4. The PSST story emphasizes the lengthy, trial-and-error process involved in finding new patterns of sustainable specialization and trade. It tends to defy the entire “model” genre, because modeling tends to involve solving for equilibrium, rather than describing what may be a laborious process of groping within a state of disequilibrium.
Interesting post. I agree on #2 but you’re being too generous. Apart from your PSST, the economy doesn’t swing from one flawed specification to another. Financial factors weren’t inconsequential prior to recent cycles; price rigidities aren’t inconsequential in the present cycle; and so on.

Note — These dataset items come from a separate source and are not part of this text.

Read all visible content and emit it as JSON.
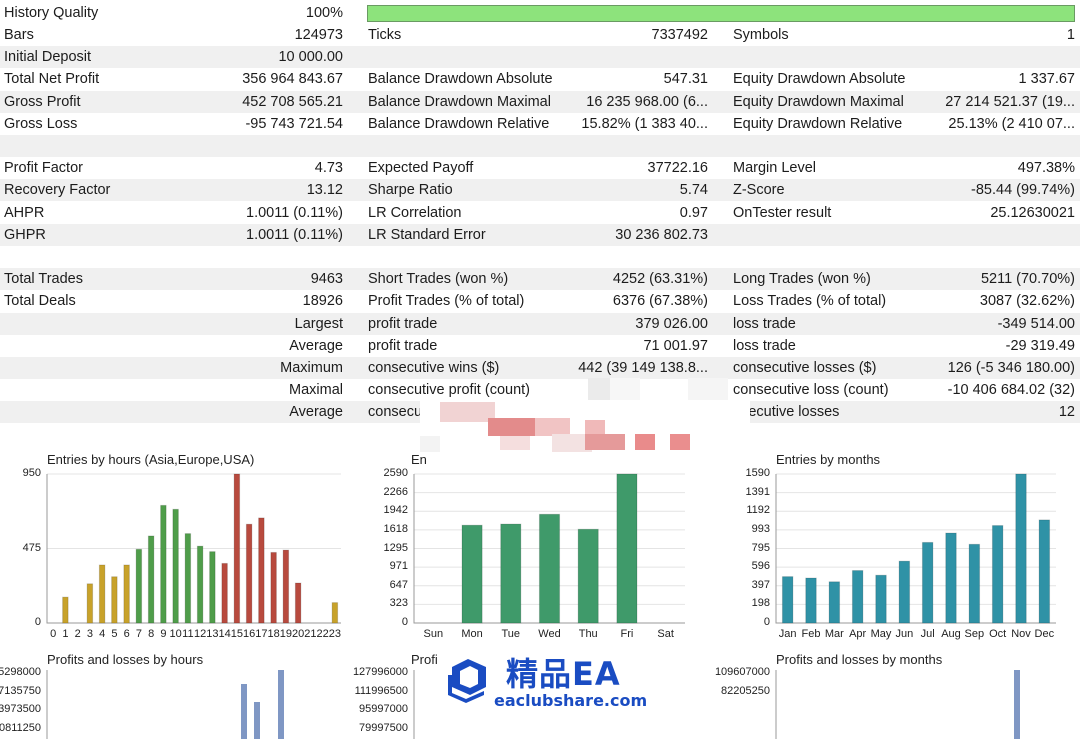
{
  "report": {
    "history_quality": {
      "label": "History Quality",
      "value": "100%",
      "fill": 1.0
    },
    "rows": [
      {
        "shade": false,
        "cells": [
          [
            "l1",
            "Bars"
          ],
          [
            "v1",
            "124973"
          ],
          [
            "l2",
            "Ticks"
          ],
          [
            "v2",
            "7337492"
          ],
          [
            "l3",
            "Symbols"
          ],
          [
            "v3",
            "1"
          ]
        ]
      },
      {
        "shade": true,
        "cells": [
          [
            "l1",
            "Initial Deposit"
          ],
          [
            "v1",
            "10 000.00"
          ]
        ]
      },
      {
        "shade": false,
        "cells": [
          [
            "l1",
            "Total Net Profit"
          ],
          [
            "v1",
            "356 964 843.67"
          ],
          [
            "l2",
            "Balance Drawdown Absolute"
          ],
          [
            "v2",
            "547.31"
          ],
          [
            "l3",
            "Equity Drawdown Absolute"
          ],
          [
            "v3",
            "1 337.67"
          ]
        ]
      },
      {
        "shade": true,
        "cells": [
          [
            "l1",
            "Gross Profit"
          ],
          [
            "v1",
            "452 708 565.21"
          ],
          [
            "l2",
            "Balance Drawdown Maximal"
          ],
          [
            "v2",
            "16 235 968.00 (6..."
          ],
          [
            "l3",
            "Equity Drawdown Maximal"
          ],
          [
            "v3",
            "27 214 521.37 (19..."
          ]
        ]
      },
      {
        "shade": false,
        "cells": [
          [
            "l1",
            "Gross Loss"
          ],
          [
            "v1",
            "-95 743 721.54"
          ],
          [
            "l2",
            "Balance Drawdown Relative"
          ],
          [
            "v2",
            "15.82% (1 383 40..."
          ],
          [
            "l3",
            "Equity Drawdown Relative"
          ],
          [
            "v3",
            "25.13% (2 410 07..."
          ]
        ]
      },
      {
        "shade": true,
        "cells": []
      },
      {
        "shade": false,
        "cells": [
          [
            "l1",
            "Profit Factor"
          ],
          [
            "v1",
            "4.73"
          ],
          [
            "l2",
            "Expected Payoff"
          ],
          [
            "v2",
            "37722.16"
          ],
          [
            "l3",
            "Margin Level"
          ],
          [
            "v3",
            "497.38%"
          ]
        ]
      },
      {
        "shade": true,
        "cells": [
          [
            "l1",
            "Recovery Factor"
          ],
          [
            "v1",
            "13.12"
          ],
          [
            "l2",
            "Sharpe Ratio"
          ],
          [
            "v2",
            "5.74"
          ],
          [
            "l3",
            "Z-Score"
          ],
          [
            "v3",
            "-85.44 (99.74%)"
          ]
        ]
      },
      {
        "shade": false,
        "cells": [
          [
            "l1",
            "AHPR"
          ],
          [
            "v1",
            "1.0011 (0.11%)"
          ],
          [
            "l2",
            "LR Correlation"
          ],
          [
            "v2",
            "0.97"
          ],
          [
            "l3",
            "OnTester result"
          ],
          [
            "v3",
            "25.12630021"
          ]
        ]
      },
      {
        "shade": true,
        "cells": [
          [
            "l1",
            "GHPR"
          ],
          [
            "v1",
            "1.0011 (0.11%)"
          ],
          [
            "l2",
            "LR Standard Error"
          ],
          [
            "v2",
            "30 236 802.73"
          ]
        ]
      },
      {
        "shade": false,
        "cells": []
      },
      {
        "shade": true,
        "cells": [
          [
            "l1",
            "Total Trades"
          ],
          [
            "v1",
            "9463"
          ],
          [
            "l2",
            "Short Trades (won %)"
          ],
          [
            "v2",
            "4252 (63.31%)"
          ],
          [
            "l3",
            "Long Trades (won %)"
          ],
          [
            "v3",
            "5211 (70.70%)"
          ]
        ]
      },
      {
        "shade": false,
        "cells": [
          [
            "l1",
            "Total Deals"
          ],
          [
            "v1",
            "18926"
          ],
          [
            "l2",
            "Profit Trades (% of total)"
          ],
          [
            "v2",
            "6376 (67.38%)"
          ],
          [
            "l3",
            "Loss Trades (% of total)"
          ],
          [
            "v3",
            "3087 (32.62%)"
          ]
        ]
      },
      {
        "shade": true,
        "cells": [
          [
            "r1",
            "Largest"
          ],
          [
            "l2",
            "profit trade"
          ],
          [
            "v2",
            "379 026.00"
          ],
          [
            "l3",
            "loss trade"
          ],
          [
            "v3",
            "-349 514.00"
          ]
        ]
      },
      {
        "shade": false,
        "cells": [
          [
            "r1",
            "Average"
          ],
          [
            "l2",
            "profit trade"
          ],
          [
            "v2",
            "71 001.97"
          ],
          [
            "l3",
            "loss trade"
          ],
          [
            "v3",
            "-29 319.49"
          ]
        ]
      },
      {
        "shade": true,
        "cells": [
          [
            "r1",
            "Maximum"
          ],
          [
            "l2",
            "consecutive wins ($)"
          ],
          [
            "v2",
            "442 (39 149 138.8..."
          ],
          [
            "l3",
            "consecutive losses ($)"
          ],
          [
            "v3",
            "126 (-5 346 180.00)"
          ]
        ]
      },
      {
        "shade": false,
        "cells": [
          [
            "r1",
            "Maximal"
          ],
          [
            "l2",
            "consecutive profit (count)"
          ],
          [
            "l3",
            "consecutive loss (count)"
          ],
          [
            "v3",
            "-10 406 684.02 (32)"
          ]
        ]
      },
      {
        "shade": true,
        "cells": [
          [
            "r1",
            "Average"
          ],
          [
            "l2",
            "consecut"
          ],
          [
            "l3",
            "nsecutive losses"
          ],
          [
            "v3",
            "12"
          ]
        ]
      },
      {
        "shade": false,
        "cells": []
      }
    ]
  },
  "charts": {
    "hours": {
      "title": "Entries by hours (Asia,Europe,USA)",
      "yticks": [
        "950",
        "475",
        "0"
      ],
      "chart_data": {
        "type": "bar",
        "categories": [
          "0",
          "1",
          "2",
          "3",
          "4",
          "5",
          "6",
          "7",
          "8",
          "9",
          "10",
          "11",
          "12",
          "13",
          "14",
          "15",
          "16",
          "17",
          "18",
          "19",
          "20",
          "21",
          "22",
          "23"
        ],
        "values": [
          0,
          165,
          0,
          250,
          370,
          295,
          370,
          470,
          555,
          750,
          725,
          570,
          490,
          455,
          380,
          950,
          630,
          670,
          450,
          465,
          255,
          0,
          0,
          130
        ],
        "ylim": [
          0,
          950
        ],
        "colors": [
          "#c8a22a",
          "#c8a22a",
          "#c8a22a",
          "#c8a22a",
          "#c8a22a",
          "#c8a22a",
          "#c8a22a",
          "#4f9d4a",
          "#4f9d4a",
          "#4f9d4a",
          "#4f9d4a",
          "#4f9d4a",
          "#4f9d4a",
          "#4f9d4a",
          "#b84a3e",
          "#b84a3e",
          "#b84a3e",
          "#b84a3e",
          "#b84a3e",
          "#b84a3e",
          "#b84a3e",
          "#b84a3e",
          "#c8a22a",
          "#c8a22a"
        ]
      }
    },
    "weekdays": {
      "title": "En",
      "yticks": [
        "2590",
        "2266",
        "1942",
        "1618",
        "1295",
        "971",
        "647",
        "323",
        "0"
      ],
      "chart_data": {
        "type": "bar",
        "categories": [
          "Sun",
          "Mon",
          "Tue",
          "Wed",
          "Thu",
          "Fri",
          "Sat"
        ],
        "values": [
          0,
          1700,
          1720,
          1890,
          1630,
          2590,
          0
        ],
        "ylim": [
          0,
          2590
        ],
        "color": "#3f9a6a"
      }
    },
    "months": {
      "title": "Entries by months",
      "yticks": [
        "1590",
        "1391",
        "1192",
        "993",
        "795",
        "596",
        "397",
        "198",
        "0"
      ],
      "chart_data": {
        "type": "bar",
        "categories": [
          "Jan",
          "Feb",
          "Mar",
          "Apr",
          "May",
          "Jun",
          "Jul",
          "Aug",
          "Sep",
          "Oct",
          "Nov",
          "Dec"
        ],
        "values": [
          495,
          480,
          440,
          560,
          510,
          660,
          860,
          960,
          840,
          1040,
          1590,
          1100
        ],
        "ylim": [
          0,
          1590
        ],
        "color": "#2f92a6"
      }
    },
    "pl_hours": {
      "title": "Profits and losses by hours",
      "yticks": [
        "5298000",
        "7135750",
        "3973500",
        "0811250"
      ]
    },
    "pl_weekdays": {
      "title": "Profi",
      "yticks": [
        "127996000",
        "111996500",
        "95997000",
        "79997500"
      ]
    },
    "pl_months": {
      "title": "Profits and losses by months",
      "yticks": [
        "109607000",
        "82205250"
      ]
    }
  },
  "watermark": {
    "brand": "精品EA",
    "url": "eaclubshare.com"
  }
}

In other words, the relative importance of each dynamic varies, but you can’t boil each cycle down to a single dynamic. The very nature of macroeconomic volatility is that virtuous and vicious circles cut across both the financial and the “real” economy.
IMO, the “one model for every occasion approach” reeks of a self-preservation strategy for folks who’ve devoted their careers to modeling. It layers even more naivety on top of the naivety that’s built into the many faulty models that we’ve accumulated.

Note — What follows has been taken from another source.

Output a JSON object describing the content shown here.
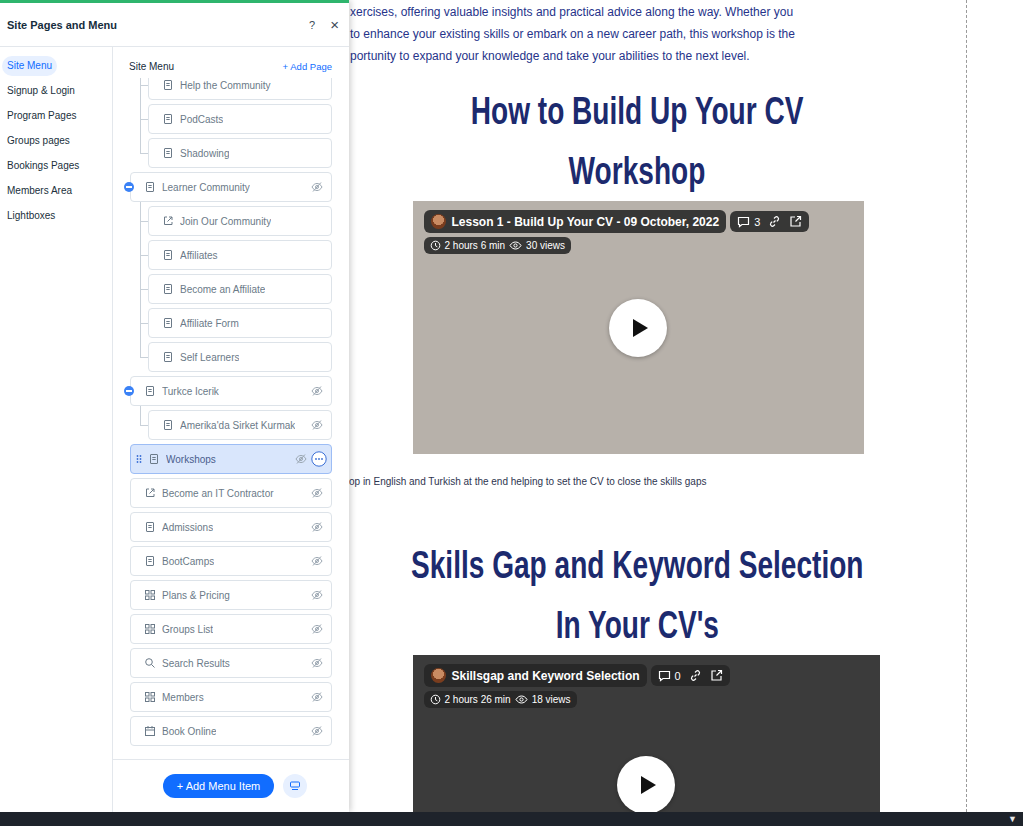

A technology explanation has been around for a long time, but applying it to the 30s when innovation was high would have to mean that it takes time for them to mature to the point where large scale investment is worthwhile. It is possible, but it is also possible a lack of funds and risk tolerance prevented them from being exploited sooner or with more failures there could have been more successes.
This shades into psychology which is probably the only permanency of the human condition. Patterns not looked for are not found. Whether you think you can or not, you are right.
The explanation has entrepreneurs groping about in the dark while disequilibrium is unmeasurable. So what drives them, how do they know when things are sustainable? They have no measure, no way forward.
The question of what drives entrepreneurs is not simple. Keynes answered “animal spirits.” The traditional economic answer is “profit opportunities.” Certainly it is profits that are the indicator of sustainability in a market system.
I would slightly alter that explanation. At the boundary of disequalibrium, entrepreneurs can measure slight equilibriating changes.